500 hour yoga instructor training courseBy Rhonda Harrison

Runners frequently turn to yoga as a form of cross training. As runners progress in their training, most begin to notice that their flexibility worsens as their personal records improve. Yoga training is a perfect compliment to a runner’s training program because a regular practice gives runners benefits that they can’t get from just running.

The stress of pounding feet on surfaces means that the hip and knee joints quickly become stronger, as the muscles of the lower body grow to support a runner’s body. But the strength comes with a price as it usually decreases flexibility in these areas that power a runner’s stride. Practicing poses such as Downward Facing Dog, Triangle, and Staff Position can help runners get back their flexibility.
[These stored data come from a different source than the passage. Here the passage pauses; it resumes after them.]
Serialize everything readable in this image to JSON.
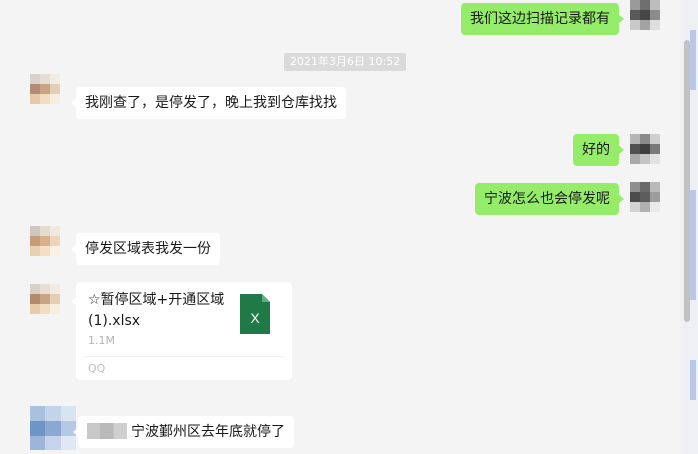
{
  "timestamp": "2021年3月6日 10:52",
  "messages": [
    {
      "id": "m1",
      "side": "right",
      "text": "我们这边扫描记录都有"
    },
    {
      "id": "m2",
      "side": "left",
      "text": "我刚查了，是停发了，晚上我到仓库找找"
    },
    {
      "id": "m3",
      "side": "right",
      "text": "好的"
    },
    {
      "id": "m4",
      "side": "right",
      "text": "宁波怎么也会停发呢"
    },
    {
      "id": "m5",
      "side": "left",
      "text": "停发区域表我发一份"
    },
    {
      "id": "m7",
      "side": "left",
      "text": "宁波鄞州区去年底就停了"
    }
  ],
  "file_message": {
    "name": "☆暂停区域+开通区域(1).xlsx",
    "size": "1.1M",
    "source": "QQ",
    "icon": "excel-file-icon",
    "icon_letter": "X",
    "icon_color": "#1f7a47"
  },
  "colors": {
    "sent_bubble": "#95ec69",
    "received_bubble": "#ffffff",
    "background": "#f4f4f4"
  }
}
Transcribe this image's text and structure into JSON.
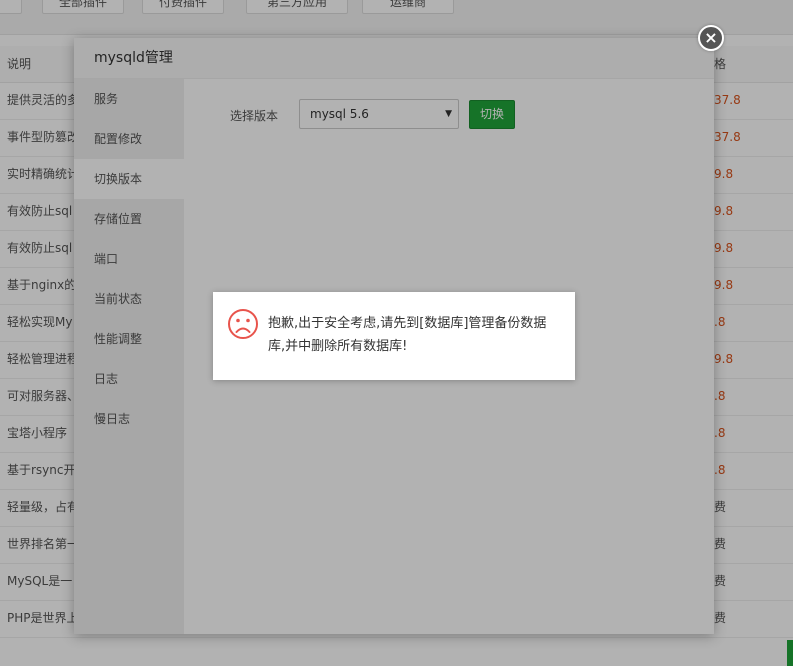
{
  "background": {
    "top_buttons": [
      "",
      "全部插件",
      "付费插件",
      "第三方应用",
      "运维商"
    ],
    "headers": {
      "desc": "说明",
      "price": "格"
    },
    "rows": [
      {
        "desc": "提供灵活的多",
        "price": "37.8"
      },
      {
        "desc": "事件型防篡改",
        "price": "37.8"
      },
      {
        "desc": "实时精确统计",
        "price": "9.8"
      },
      {
        "desc": "有效防止sql",
        "price": "9.8"
      },
      {
        "desc": "有效防止sql",
        "price": "9.8"
      },
      {
        "desc": "基于nginx的",
        "price": "9.8"
      },
      {
        "desc": "轻松实现My",
        "price": ".8"
      },
      {
        "desc": "轻松管理进程",
        "price": "9.8"
      },
      {
        "desc": "可对服务器、",
        "price": ".8"
      },
      {
        "desc": "宝塔小程序",
        "price": ".8"
      },
      {
        "desc": "基于rsync开",
        "price": ".8"
      },
      {
        "desc": "轻量级，占有",
        "price": "费"
      },
      {
        "desc": "世界排名第一",
        "price": "费"
      },
      {
        "desc": "MySQL是一",
        "price": "费"
      },
      {
        "desc": "PHP是世界上",
        "price": "费"
      }
    ]
  },
  "modal": {
    "title": "mysqld管理",
    "close_glyph": "×",
    "sidebar": [
      "服务",
      "配置修改",
      "切换版本",
      "存储位置",
      "端口",
      "当前状态",
      "性能调整",
      "日志",
      "慢日志"
    ],
    "active_index": 2,
    "version_label": "选择版本",
    "version_value": "mysql 5.6",
    "switch_label": "切换"
  },
  "alert": {
    "icon": "sad-face-icon",
    "message": "抱歉,出于安全考虑,请先到[数据库]管理备份数据库,并中删除所有数据库!"
  },
  "colors": {
    "accent": "#20a53a",
    "price": "#d9531e",
    "icon": "#e8544c"
  }
}
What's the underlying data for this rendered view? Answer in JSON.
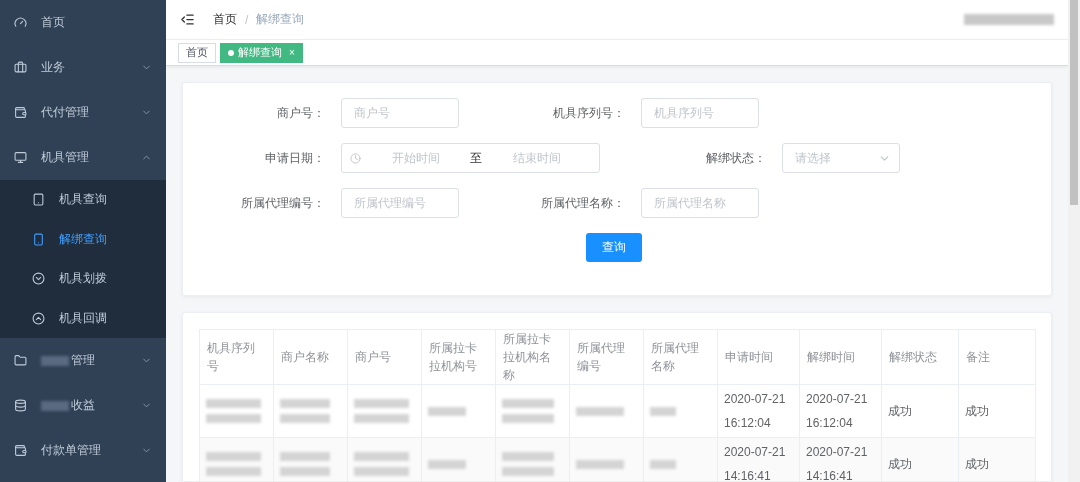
{
  "sidebar": {
    "items": [
      {
        "label": "首页",
        "kind": "link"
      },
      {
        "label": "业务",
        "kind": "group",
        "expanded": false
      },
      {
        "label": "代付管理",
        "kind": "group",
        "expanded": false
      },
      {
        "label": "机具管理",
        "kind": "group",
        "expanded": true,
        "children": [
          {
            "label": "机具查询",
            "selected": false
          },
          {
            "label": "解绑查询",
            "selected": true
          },
          {
            "label": "机具划拨",
            "selected": false
          },
          {
            "label": "机具回调",
            "selected": false
          }
        ]
      },
      {
        "label": "管理",
        "kind": "group",
        "expanded": false
      },
      {
        "label": "收益",
        "kind": "group",
        "expanded": false
      },
      {
        "label": "付款单管理",
        "kind": "group",
        "expanded": false
      }
    ]
  },
  "breadcrumb": {
    "items": [
      "首页",
      "解绑查询"
    ],
    "separator": "/"
  },
  "tags": [
    {
      "label": "首页",
      "selected": false,
      "closable": false
    },
    {
      "label": "解绑查询",
      "selected": true,
      "closable": true,
      "close": "×"
    }
  ],
  "form": {
    "rows": [
      [
        {
          "label": "商户号：",
          "kind": "input",
          "placeholder": "商户号"
        },
        {
          "label": "机具序列号：",
          "kind": "input",
          "placeholder": "机具序列号"
        }
      ],
      [
        {
          "label": "申请日期：",
          "kind": "daterange",
          "start": "开始时间",
          "sep": "至",
          "end": "结束时间"
        },
        {
          "label": "解绑状态：",
          "kind": "select",
          "placeholder": "请选择"
        }
      ],
      [
        {
          "label": "所属代理编号：",
          "kind": "input",
          "placeholder": "所属代理编号"
        },
        {
          "label": "所属代理名称：",
          "kind": "input",
          "placeholder": "所属代理名称"
        }
      ]
    ],
    "button": "查询"
  },
  "table": {
    "columns": [
      "机具序列号",
      "商户名称",
      "商户号",
      "所属拉卡拉机构号",
      "所属拉卡拉机构名称",
      "所属代理编号",
      "所属代理名称",
      "申请时间",
      "解绑时间",
      "解绑状态",
      "备注"
    ],
    "rows": [
      {
        "apply_time": "2020-07-21 16:12:04",
        "unbind_time": "2020-07-21 16:12:04",
        "status": "成功",
        "remark": "成功"
      },
      {
        "apply_time": "2020-07-21 14:16:41",
        "unbind_time": "2020-07-21 14:16:41",
        "status": "成功",
        "remark": "成功"
      }
    ]
  }
}
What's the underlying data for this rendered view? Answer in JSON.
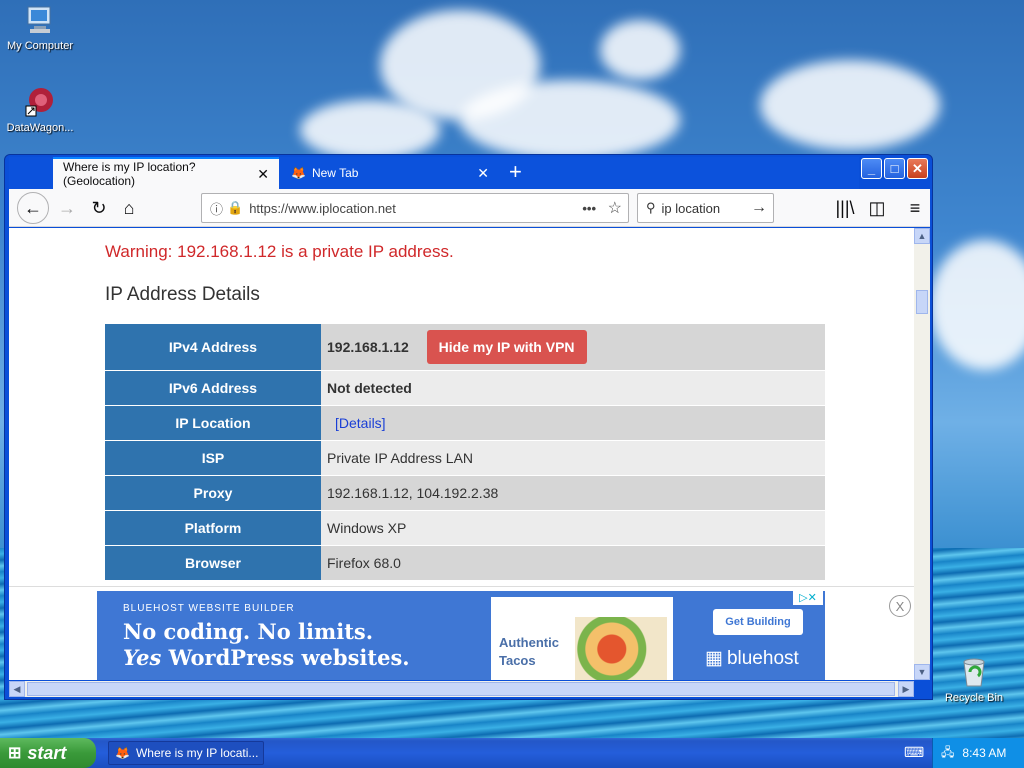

A common complaint amongst runners is chronic back pain. This is another area that receives constant pounding from running. By practicing poses that lengthen the back, such as back bends, Triangle Pose, forward bends, spinal twists, and Downward Facing Dog, runners can work on relieving the pressure between disks in the spine.

Yoga training provides even more benefits for a runner’s mental health. Running is often referred to as moving meditation, and without direction, a runner’s mind can quickly tend towards rumination and worry. Yoga’s focus on mental discipline and the focus on the present will help runners from dealing with a racing mindset. Runners tend to obsess on their stride and heel strike, worrying if they are getting the optimal amount of power from each step. By learning body awareness, and becoming conscious of where parts of the body are moving at every moment, runners can evaluate without judgment where their feet are moving as they run.

Runners can choose from different types of yoga practices in order to develop different aspects of their training. Hatha yoga helps decrease blood pressure and heart rates, and deepens the spiritual aspect of running. Others may wish to strengthen their muscles and bones, which and practices such as Bikram and Hot Yoga can tone muscles while improving a runner’s flexibility. For runners rehabbing an injury, gentle yogic practices provide a steady and proven method to promote healing, while  improving their health.

Yoga provides an excellent compliment to a runner’s training program. Common asanas help develop the body in ways that will improve a runner’s stride, and do so in a safe and healthy way. The mental aspects of a regular yoga training session give runners an opportunity to use their minds in ways that can help this form of moving meditation.